What a contrast with people, whose attitude seems to be summed up nicely in the song “Don’t Fence Me In!” We want to come and go as we please, with no restrictions. We punish criminals by putting them in a small enclosed space and shutting the gate.What seems homey and comforting to a dog seems confining and unpleasant to people.
And so what are we supposed to make of Psalm 139:5? “You have hedged me behind and before and laid you hand upon me. (NKJV)” Sound like the long arm of the law has reached out and grabbed us. It makes sense, then, that verse 7 asks, “Where can I go from your Spirit? Where can I flee from your presence?”

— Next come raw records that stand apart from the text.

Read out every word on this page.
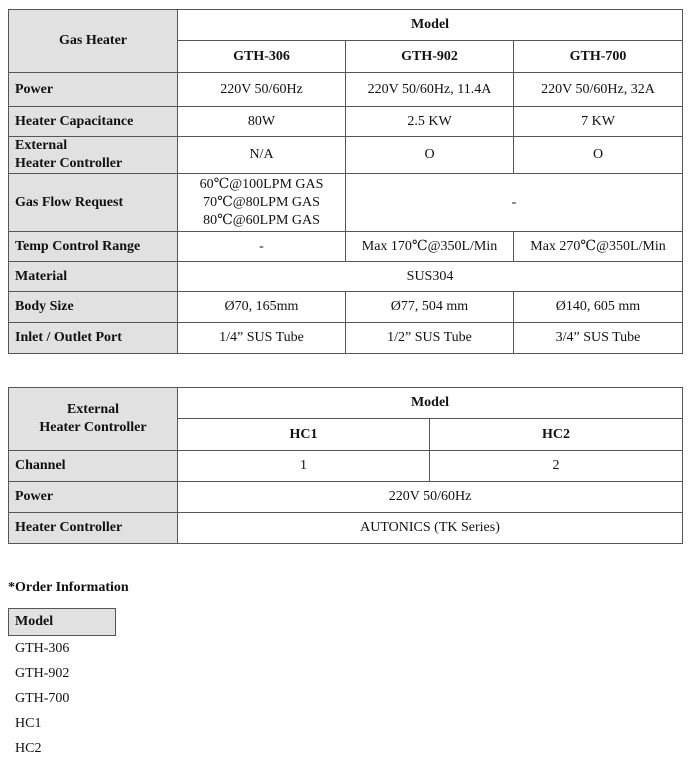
Gas Heater	Model		
	GTH-306	GTH-902	GTH-700
Power	220V 50/60Hz	220V 50/60Hz, 11.4A	220V 50/60Hz, 32A
Heater Capacitance	80W	2.5 KW	7 KW

External
Heater Controller	N/A	O	O
Gas Flow Request	60℃@100LPM GAS
70℃@80LPM GAS
80℃@60LPM GAS	-	
Temp Control Range	-	Max 170℃@350L/Min	Max 270℃@350L/Min
Material	SUS304		
Body Size	Ø70, 165mm	Ø77, 504 mm	Ø140, 605 mm
Inlet / Outlet Port	1/4” SUS Tube	1/2” SUS Tube	3/4” SUS Tube
External
Heater Controller	Model	
	HC1	HC2
Channel	1	2
Power	220V 50/60Hz	
Heater Controller	AUTONICS (TK Series)	
*Order Information
Model
GTH-306
GTH-902
GTH-700
HC1
HC2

Perhaps we should think more like a dog here. We might like to roam far and wide without restraint, but the world is a dangerous place. Literally and figuratively, it is full of wild beasts, raging rivers, and rugged terrain with steep drops. Where, in our roaming the earth, do we find a place of safety and protection?
Think of all the dangers in your life, the wild beasts you face at work or in the neighborhood, for example, or all the obstacles and hidden dangers you face just getting from one place to another, either in your car or as you try to work out your plans. Look at the verse again and see that God provides that safety precisely by hemming us in,as the NIV puts it, and keeping his hand on us. Think of a loving parent placing limits on a child, holding hands for a walk through the parking lot–whether the child want to hold hands just then or not.
The demanding boss or the cranky neighbor can bark and growl all they want. With God holding out hands–and perhaps preventing both them and us from saying or doing anything stupid in a temptation to conflict–they cannot hurt us. With God putting a hedge in front of us, we can’t rush out into traffic and get hit.
With all the protection and comfort God wants to provide, why would we want to flee from his presence? Yet we all do. In the short term, we’re pretty good at it. We run far enough away to get into real trouble. Fortunately, we can’t possibly run far enough away that God cannot find us. God’s prevenient grace extends even to unbelievers, who cannot get so far from God that they cannot turn to him for salvation.
That hedge that seemed so confining? Praise God for it.